From: Anthony Maurello (amaurello@xxxxxxxxxxxxxx)
Date: Thu Jan 11 2001 - 00:29:36 GMT-3


   
Michelle:

I think I understand your question. After configuring dlsw+ on both routers
and building your basic peerings, you can see both the canonical and
non-canonical addresses depending on which bridge you view. If you do a
"show bridge", you will see the standard non-canonical ethernet address. If
you do a show dlsw reach (that will show the local reachability macs), they
will be in canonical format. The tricky part if determining which
non-canonical address relates to which canonical address. I wouldn't trust
this trick, since you will not have an actual ethernet node on the dlsw peer
in the lab exam.

Also, I ran your conversion just for kicks and I think you are off by a
byte. I get 00-20-30-d0-08-00, you have the same string except 00-00 at the
beginning. I'm not sure what happened here.

- Tony

-----Original Message-----
From: nobody@groupstudy.com [mailto:nobody@groupstudy.com]On Behalf Of
Michelle T
Sent: Wednesday, January 10, 2001 5:02 PM
To: Earl Aboytes; ccielab@groupstudy.com
Subject: Re: More Canonical to Non-canonical in DLSW

RE: More Canonical to Non-canonical in DLSWAha!
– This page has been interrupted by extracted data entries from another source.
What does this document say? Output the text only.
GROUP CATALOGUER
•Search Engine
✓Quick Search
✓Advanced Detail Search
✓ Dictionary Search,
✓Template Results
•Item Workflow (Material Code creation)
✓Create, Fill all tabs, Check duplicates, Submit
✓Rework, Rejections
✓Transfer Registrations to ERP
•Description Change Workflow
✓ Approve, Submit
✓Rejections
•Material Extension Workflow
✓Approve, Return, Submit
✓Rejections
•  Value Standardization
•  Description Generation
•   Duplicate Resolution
I just realized, I didn't
say exactly what I meant. If I hard code an icanreach into the peer
statement, then I have to convert it to non-can. yes? And wasn't there a way
to do a show dlsw command to get this conversion without having to perform
it?

I should have made that clear. Not a dynamic icanreach, but a statically
defined icanreach on the peer statement. And then I presume R2 gets it and
tranlates it back for the ethernet group and leaves it as is for the token
ring users.

----- Original Message -----
From: Earl Aboytes
To: 'Michelle T' ; ccielab@groupstudy.com
Sent: Wednesday, January 10, 2001 3:47 PM
Subject: RE: More Canonical to Non-canonical in DLSW

In this case you would see R1 advertise non-canonical to R2 and R2 would NOT
have to convert it.
Earl Aboytes, CCIE 6097
-----Original Message-----
From: Michelle T [mailto:mtruman@mn.mediaone.net]
Sent: Wednesday, January 10, 2001 10:35 AM
To: ccielab@groupstudy.com
Subject: More Canonical to Non-canonical in DLSW
                                                                ----Bridge 1
E0
Bridge 1 E0--- R1 ------------------ R2 ----Ring 1 T0

Ok, More on canonical vs. non-canonical with the icanreach statement
R1 has a peer statement to R2 and wishes to advertise a device that resides
on R1-E0. Mac address is 0004.0c0b.1000
R2 has both token ring and ethernet sna users.
Does the R1 icanreach advertise the native 0004.0c0b.1000? (ethernet,
canonical)? I think that it does not.
So R1 advertises icanreach 2030.d008.0000 (feel free to check my
conversion).
Then does DLSW convert it back on R2 for the ethernet bridge group but not
convert it for the Token ring users?